Zur Orientierung, welche Prinzipien für die künftige Entwicklung der Informatik gelten sollen, wird das „Wiener Manifest für Digitalen Humanismus“ (2019) vorgestellt. Es fungiert als Grundlage, um den Fortschritt – besser das Fortschreiten – der Digitalisierung zu beeinflussen, und zwar soll das komplexe Zusammenspiel von Technologie und Menschheit unter Achtung der Menschenrechte beschrieben, analysiert und gesteuert werden. Das ist ein interdisziplinärer Ansatz, bei dem nicht nur allein die Informatik notwendig ist. Die Prinzipien zielen auf demokratische Beteiligung, gegen Technologiemonopole sowie auf Wissenschaft, Universität, Bildung und Ausbildung. Interdisziplinäres Forschen und Lehren, letzterem entsprechende integrierende neue Curricula sowie mehr Information über die gesellschaftlichen Auswirkungen der Informatik, werden gefordert. Somit zeigt das Buch auch die Notwendigkeit von aktuellen Reformen in allen Sektoren des Bildungssystems.

Das Buch lenkt die Aufmerksamkeit auf die vor sich gehenden technologischen Veränderungen.

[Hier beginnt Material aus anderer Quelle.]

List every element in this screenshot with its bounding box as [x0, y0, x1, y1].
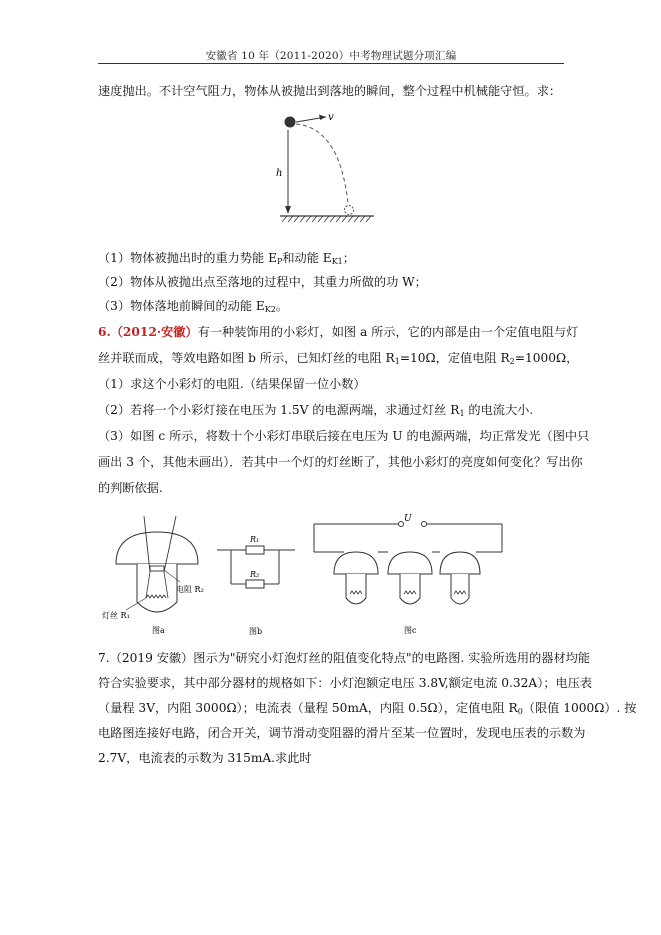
lamp-3 — [440, 552, 480, 604]
figure-c-series — [310, 512, 510, 637]
q7-line4: 电路图连接好电路，闭合开关，调节滑动变阻器的滑片至某一位置时，发现电压表的示数为 — [98, 726, 586, 740]
lamp-cap — [116, 532, 198, 564]
label-u: U — [404, 514, 412, 524]
q6-number: 6.（2012·安徽） — [98, 325, 198, 339]
projectile-figure — [262, 104, 382, 228]
trajectory — [296, 124, 348, 204]
velocity-arrowhead — [319, 115, 326, 121]
terminal-left — [399, 522, 404, 527]
q5-sub3: （3）物体落地前瞬间的动能 $E_{K2}$。 — [98, 299, 289, 314]
label-r1: R₁ — [250, 535, 260, 544]
label-r2: R₂ — [250, 570, 260, 579]
caption-fig-a: 图a — [152, 626, 165, 635]
q6-line1: 6.（2012·安徽）有一种装饰用的小彩灯，如图 a 所示，它的内部是由一个定值电阻与灯 — [98, 325, 579, 339]
label-filament: 灯丝 R₁ — [102, 611, 130, 620]
q6-line2: 丝并联而成，等效电路如图 b 所示，已知灯丝的电阻 $R_1=10\Omega$，定值电阻 $R_2=1000\Omega$， — [98, 351, 579, 366]
caption-fig-c: 图c — [404, 626, 417, 635]
ground-hatching — [282, 216, 371, 222]
intro-line: 速度抛出。不计空气阻力，物体从被抛出到落地的瞬间，整个过程中机械能守恒。求： — [98, 84, 562, 98]
resistor-r1 — [246, 546, 264, 554]
ball-end — [345, 206, 354, 215]
q7-line5: 2.7V，电流表的示数为 315mA.求此时 — [98, 751, 312, 765]
figure-a-lamp — [100, 512, 215, 637]
q6-sub3-line1: （3）如图 c 所示，将数十个小彩灯串联后接在电压为 U 的电源两端，均正常发光（图中只 — [98, 429, 590, 443]
ball-start — [285, 117, 296, 128]
q6-sub3-line2: 画出 3 个，其他未画出）．若其中一个灯的灯丝断了，其他小彩灯的亮度如何变化？写出你 — [98, 455, 583, 469]
height-arrowhead — [285, 206, 291, 214]
q6-sub1: （1）求这个小彩灯的电阻.（结果保留一位小数） — [98, 377, 366, 391]
q7-line3: （量程 3V，内阻 3000Ω）；电流表（量程 50mA，内阻 0.5Ω），定值电阻 $R_0$（限值 1000Ω）. 按 — [98, 701, 637, 716]
page-header: 安徽省 10 年（2011-2020）中考物理试题分项汇编 — [205, 50, 457, 62]
q7-line1: 7.（2019 安徽）图示为"研究小灯泡灯丝的阻值变化特点"的电路图. 实验所选用的器材均能 — [98, 651, 591, 665]
label-resistor: 电阻 R₂ — [176, 585, 204, 594]
q5-sub2: （2）物体从被抛出点至落地的过程中，其重力所做的功 W； — [98, 275, 427, 289]
v-label: v — [328, 112, 334, 123]
terminal-right — [422, 522, 427, 527]
q7-line2: 符合实验要求，其中部分器材的规格如下：小灯泡额定电压 3.8V,额定电流 0.32A）；电压表 — [98, 676, 593, 690]
resistor-r2 — [150, 566, 164, 571]
caption-fig-b: 图b — [249, 627, 263, 636]
q5-sub1: （1）物体被抛出时的重力势能 $E_P$和动能 $E_{K1}$； — [98, 251, 355, 266]
q6-sub2: （2）若将一个小彩灯接在电压为 1.5V 的电源两端，求通过灯丝 $R_1$ 的电流大小. — [98, 403, 534, 418]
header-rule — [98, 63, 564, 64]
figure-b-circuit — [215, 530, 300, 637]
h-label: h — [276, 168, 283, 179]
resistor-r2 — [246, 580, 264, 588]
lamp-1 — [334, 552, 378, 604]
q6-sub3-line3: 的判断依据. — [98, 481, 163, 495]
lamp-2 — [388, 552, 432, 604]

Es fordert auf, nicht nur zu beobachten, was vor sich geht, sondern in Praxis und Wissenschaft Einfluss auszuüben.

Ein wichtiges Buch, um weitere gesellschaftliche Entwicklungen zu beurteilen und eventuell mitzusteuern, auf alle Fälle für wissenschaftliche Bibliotheken geeignet. //

Lenz, Werner (2020): Markus Hengstschläger/Rat für Forschung und Technologieentwicklung (Hrsg.): Digitaler Wandel und Ethik. Salzburg – München: Ecowin Verlag 2020, 441 Seiten. In: Die Österreichische Volkshochschule. Magazin für Erwachsenenbildung. Herbst/Winter 2020, Heft 271/71. Jg., Wien. Druck-Version: Verband Österreichischer Volkshochschulen, Wien.